Man, what a whacked out day, already. And it’s only 9:17am.
I’ve been up since 3am. My body was exhausted but my mind was just up and racing and didn’t want to turn off. I stayed in bed until 5:45am , hoping I would fall back to sleep but it never happened.
One nice thing that did happen while I was laying there is that Doris jumped up on the bed and visited me — that was the first time she’s done that since Daddycakes died. So that was really sweet and I’m glad I was awake for that. But mostly I was just laying there thinking about life. Not in a bad way, just in that way that was teetering on “bad.” And I really wanted to just be done with it and go back to sleep.
Instead, I got up and fed the cats, and now it’s all these hours later, and I’ve had 3 cups of coffee so I’m wired and thoroughly exhausted at the same time. And I’ve been sitting here in front of Chapter 20 of Blessed By Light for over 2 hours already, waiting for the Muse to appear but — nada.
Nothing’s coming. I’ve even tried begging: Just one WORD. Just the first word of the second paragraph of Chapter 20. Anything to give me a thread to follow.
But, literally, nothing is there. Just an empty void.
I have 2 muses. One is human and alive and living in the world – you know who he is because I’m always blogging about him. And I was hoping that perhaps one of his Red Hand Files newsletters would go out this morning, because I always get inspired by those, but – zippo there, too.

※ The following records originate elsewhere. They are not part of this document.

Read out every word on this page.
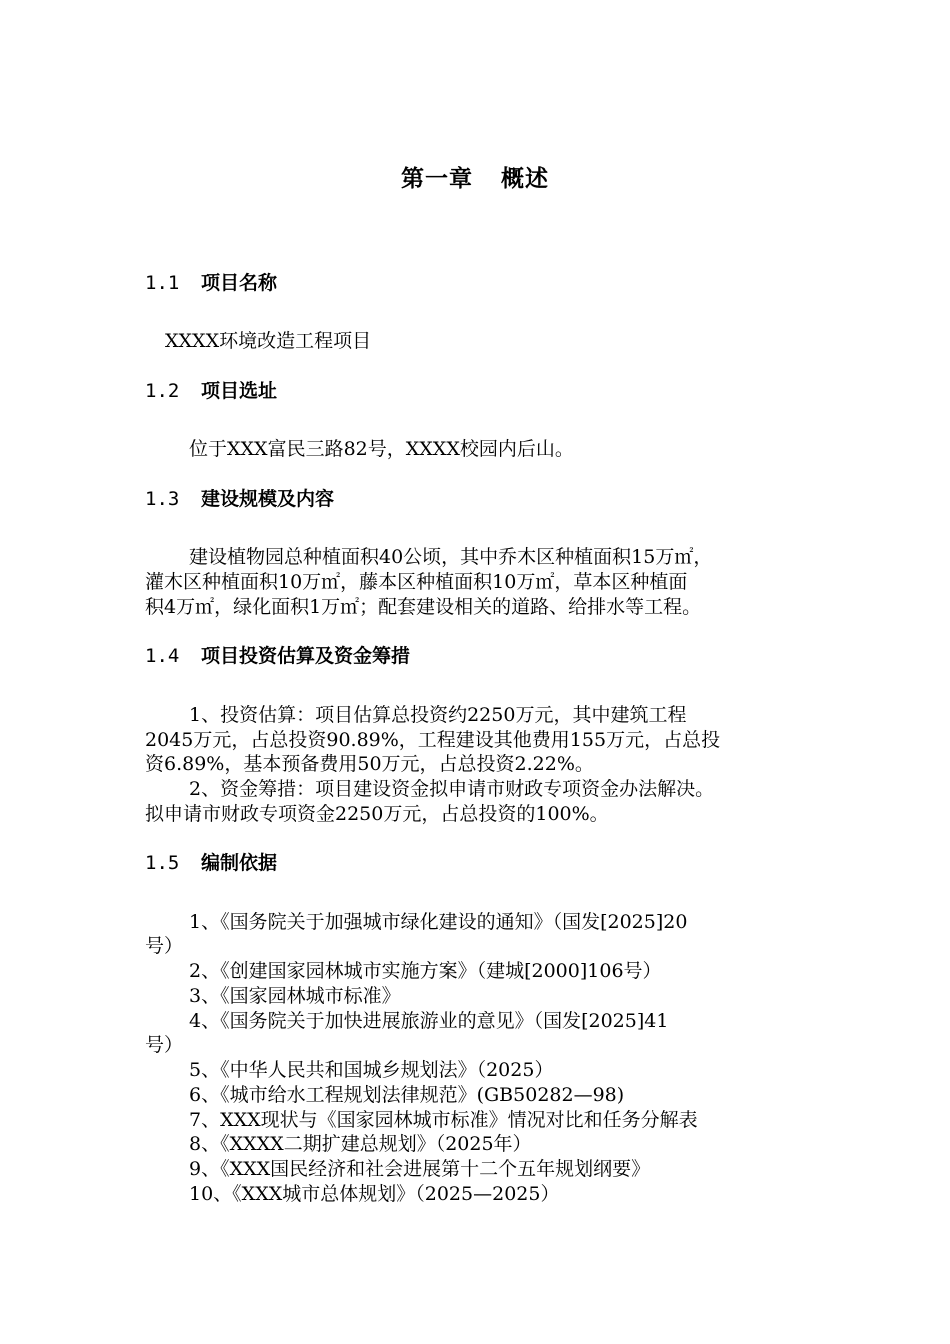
第一章 概述
1.1 项目名称
XXXX环境改造工程项目
1.2 项目选址
位于XXX富民三路82号，XXXX校园内后山。
1.3 建设规模及内容
建设植物园总种植面积40公顷，其中乔木区种植面积15万㎡，
灌木区种植面积10万㎡，藤本区种植面积10万㎡，草本区种植面
积4万㎡，绿化面积1万㎡；配套建设相关的道路、给排水等工程。
1.4 项目投资估算及资金筹措
1、投资估算：项目估算总投资约2250万元，其中建筑工程
2045万元，占总投资90.89%，工程建设其他费用155万元，占总投
资6.89%，基本预备费用50万元，占总投资2.22%。
2、资金筹措：项目建设资金拟申请市财政专项资金办法解决。
拟申请市财政专项资金2250万元，占总投资的100%。
1.5 编制依据
1、《国务院关于加强城市绿化建设的通知》（国发[2025]20
号）
2、《创建国家园林城市实施方案》（建城[2000]106号）
3、《国家园林城市标准》
4、《国务院关于加快进展旅游业的意见》（国发[2025]41
号）
5、《中华人民共和国城乡规划法》（2025）
6、《城市给水工程规划法律规范》(GB50282—98)
7、XXX现状与《国家园林城市标准》情况对比和任务分解表
8、《XXXX二期扩建总规划》（2025年）
9、《XXX国民经济和社会进展第十二个五年规划纲要》
10、《XXX城市总体规划》（2025—2025）
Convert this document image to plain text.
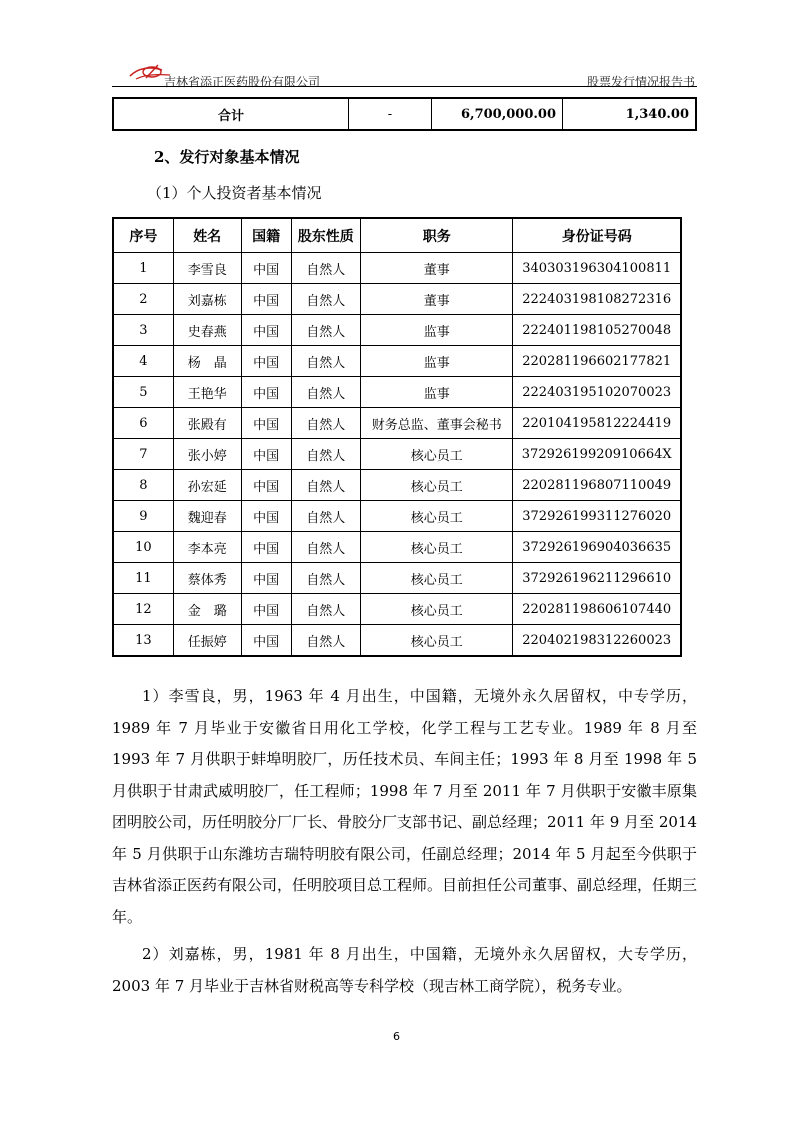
吉林省添正医药股份有限公司	股票发行情况报告书
合计	-	6,700,000.00	1,340.00
2、发行对象基本情况
（1）个人投资者基本情况
序号	姓名	国籍	股东性质	职务	身份证号码
1	李雪良	中国	自然人	董事	340303196304100811
2	刘嘉栋	中国	自然人	董事	222403198108272316
3	史春燕	中国	自然人	监事	222401198105270048
4	杨　晶	中国	自然人	监事	220281196602177821
5	王艳华	中国	自然人	监事	222403195102070023
6	张殿有	中国	自然人	财务总监、董事会秘书	220104195812224419
7	张小婷	中国	自然人	核心员工	37292619920910664X
8	孙宏延	中国	自然人	核心员工	220281196807110049
9	魏迎春	中国	自然人	核心员工	372926199311276020
10	李本亮	中国	自然人	核心员工	372926196904036635
11	蔡体秀	中国	自然人	核心员工	372926196211296610
12	金　璐	中国	自然人	核心员工	220281198606107440
13	任振婷	中国	自然人	核心员工	220402198312260023
1）李雪良，男，1963 年 4 月出生，中国籍，无境外永久居留权，中专学历，1989 年 7 月毕业于安徽省日用化工学校，化学工程与工艺专业。1989 年 8 月至 1993 年 7 月供职于蚌埠明胶厂，历任技术员、车间主任；1993 年 8 月至 1998 年 5 月供职于甘肃武威明胶厂，任工程师；1998 年 7 月至 2011 年 7 月供职于安徽丰原集团明胶公司，历任明胶分厂厂长、骨胶分厂支部书记、副总经理；2011 年 9 月至 2014 年 5 月供职于山东潍坊吉瑞特明胶有限公司，任副总经理；2014 年 5 月起至今供职于吉林省添正医药有限公司，任明胶项目总工程师。目前担任公司董事、副总经理，任期三年。
2）刘嘉栋，男，1981 年 8 月出生，中国籍，无境外永久居留权，大专学历，2003 年 7 月毕业于吉林省财税高等专科学校（现吉林工商学院），税务专业。
6
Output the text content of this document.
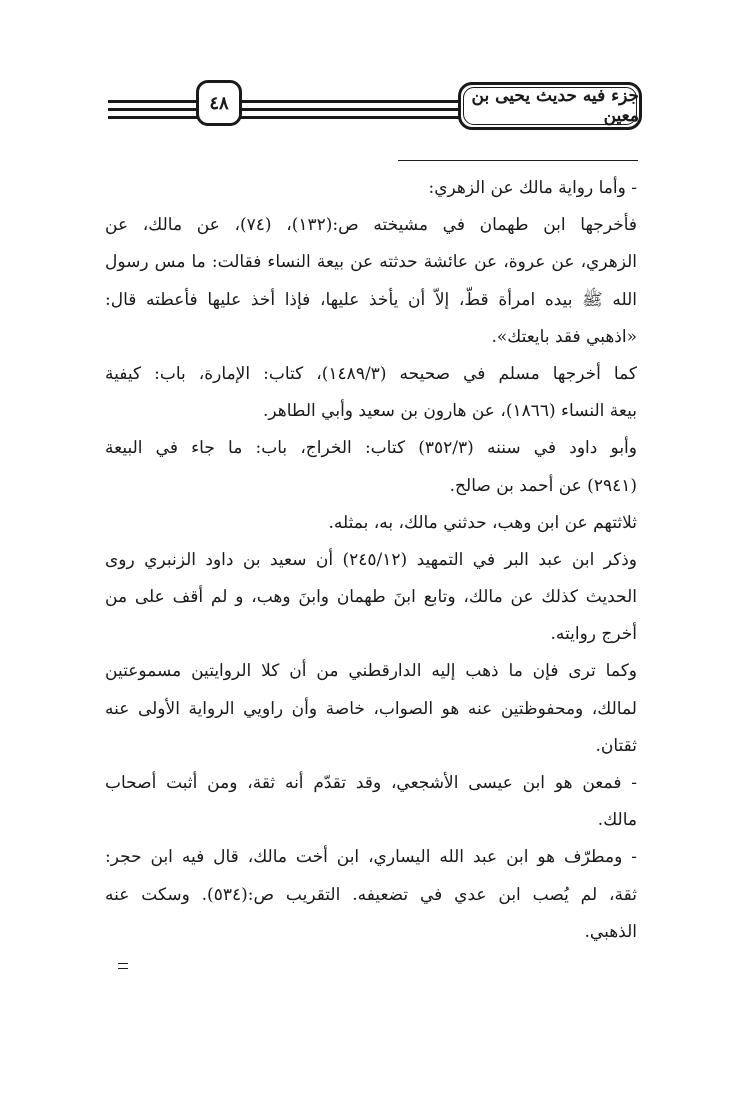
٤٨	جزء فيه حديث يحيى بن معين
- وأما رواية مالك عن الزهري:
فأخرجها ابن طهمان في مشيخته ص:(١٣٢)، (٧٤)، عن مالك، عن
الزهري، عن عروة، عن عائشة حدثته عن بيعة النساء فقالت: ما مس رسول
الله ﷺ بيده امرأة قطّ، إلاّ أن يأخذ عليها، فإذا أخذ عليها فأعطته قال:
«اذهبي فقد بايعتك».
كما أخرجها مسلم في صحيحه (١٤٨٩/٣)، كتاب: الإمارة، باب: كيفية
بيعة النساء (١٨٦٦)، عن هارون بن سعيد وأبي الطاهر.
وأبو داود في سننه (٣٥٢/٣) كتاب: الخراج، باب: ما جاء في البيعة
(٢٩٤١) عن أحمد بن صالح.
ثلاثتهم عن ابن وهب، حدثني مالك، به، بمثله.
وذكر ابن عبد البر في التمهيد (٢٤٥/١٢) أن سعيد بن داود الزنبري روى
الحديث كذلك عن مالك، وتابع ابنَ طهمان وابنَ وهب، و لم أقف على من
أخرج روايته.
وكما ترى فإن ما ذهب إليه الدارقطني من أن كلا الروايتين مسموعتين
لمالك، ومحفوظتين عنه هو الصواب، خاصة وأن راويي الرواية الأولى عنه
ثقتان.
- فمعن هو ابن عيسى الأشجعي، وقد تقدّم أنه ثقة، ومن أثبت أصحاب
مالك.
- ومطرّف هو ابن عبد الله اليساري، ابن أخت مالك، قال فيه ابن حجر:
ثقة، لم يُصب ابن عدي في تضعيفه. التقريب ص:(٥٣٤). وسكت عنه
الذهبي.
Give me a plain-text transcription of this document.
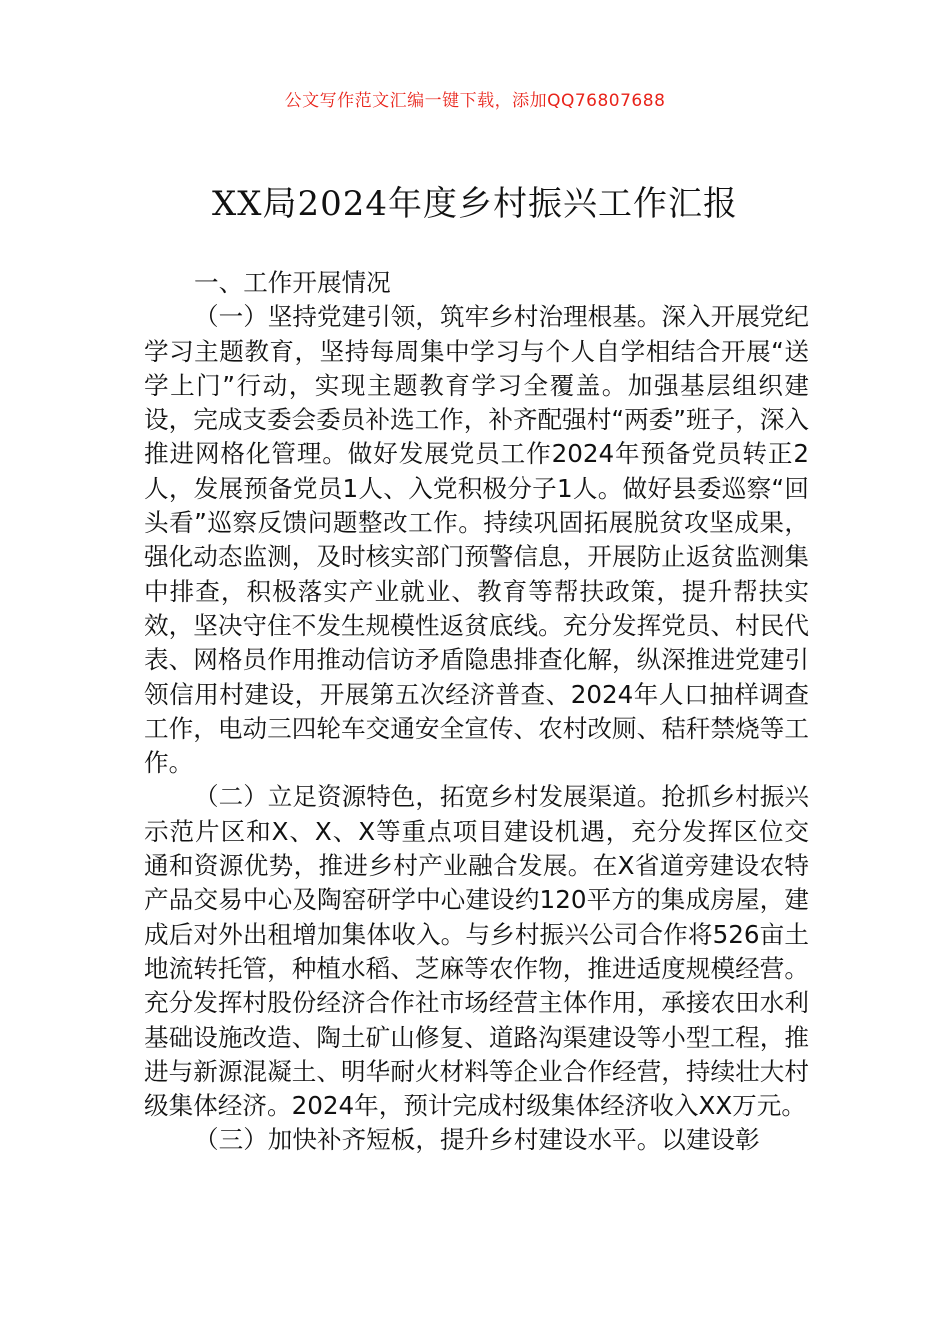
公文写作范文汇编一键下载，添加QQ76807688
XX局2024年度乡村振兴工作汇报

一、工作开展情况

（一）坚持党建引领，筑牢乡村治理根基。深入开展党纪学习主题教育，坚持每周集中学习与个人自学相结合开展“送学上门”行动，实现主题教育学习全覆盖。加强基层组织建设，完成支委会委员补选工作，补齐配强村“两委”班子，深入推进网格化管理。做好发展党员工作2024年预备党员转正2人，发展预备党员1人、入党积极分子1人。做好县委巡察“回头看”巡察反馈问题整改工作。持续巩固拓展脱贫攻坚成果，强化动态监测，及时核实部门预警信息，开展防止返贫监测集中排查，积极落实产业就业、教育等帮扶政策，提升帮扶实效，坚决守住不发生规模性返贫底线。充分发挥党员、村民代表、网格员作用推动信访矛盾隐患排查化解，纵深推进党建引领信用村建设，开展第五次经济普查、2024年人口抽样调查工作，电动三四轮车交通安全宣传、农村改厕、秸秆禁烧等工作。

（二）立足资源特色，拓宽乡村发展渠道。抢抓乡村振兴示范片区和X、X、X等重点项目建设机遇，充分发挥区位交通和资源优势，推进乡村产业融合发展。在X省道旁建设农特产品交易中心及陶窑研学中心建设约120平方的集成房屋，建成后对外出租增加集体收入。与乡村振兴公司合作将526亩土地流转托管，种植水稻、芝麻等农作物，推进适度规模经营。充分发挥村股份经济合作社市场经营主体作用，承接农田水利基础设施改造、陶土矿山修复、道路沟渠建设等小型工程，推进与新源混凝土、明华耐火材料等企业合作经营，持续壮大村级集体经济。2024年，预计完成村级集体经济收入XX万元。

（三）加快补齐短板，提升乡村建设水平。以建设彰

The other muse is the Muse. Capital “M.” The one from that great beyond place who is dictating Blessed By Light.
Neither muse is around today. It’s like the whole world is empty. Like some huge meeting was called that the whole world is attending right now and I was the only one who didn’t get the memo. So here I sit, waiting. While everyone else on Earth – physical and nonphysical – is off eating free doughnuts and finding out something really, really important that I remain oblivious to.
Usually I don’t mind waiting on the Muse. He’s already delivered 19 chapters plus one paragraph for Chapter 20, so I know he’s not going to simply abandon the book. But I’m on my 3rd day of getting nothing, not a single word, and I get antsy.
I really hate getting antsy. That’s when my mind starts dipping into really unproductive places and then I have to focus my energy into not thinking stuff like that.
Nothing is more frustrating than having to force your mind to stop thinking about something. Because that “something” just becomes a larger and larger magnet for your unproductive thoughts.
I think it’s best to just walk away, and go spend some time in the huge storage closet in my guest room. Because in there is a suitcase full of all the songs I wrote over a 25-year period. And a file case of all the many papers I wrote when I was in Divinity School; papers that garnered me a Magna Cum Laude GPA but a rather unceremonious adieu when it was uncovered that I believed in a radical Jesus Christ instead of the one I was supposed to believe in. And there are 3 bookcases in that closet, filled with 40 years of my journals and all the books I’ve written or edited or contributed to, including the various languages they were translated into…
You know, a way to force myself to relax and realize that today is not the day that I will suddenly stop writing FOREVER.
The Muse, or muses, will return. They always do. I must remind myself of this today. Okay. Thanks for visiting. See ya, gang. I love you.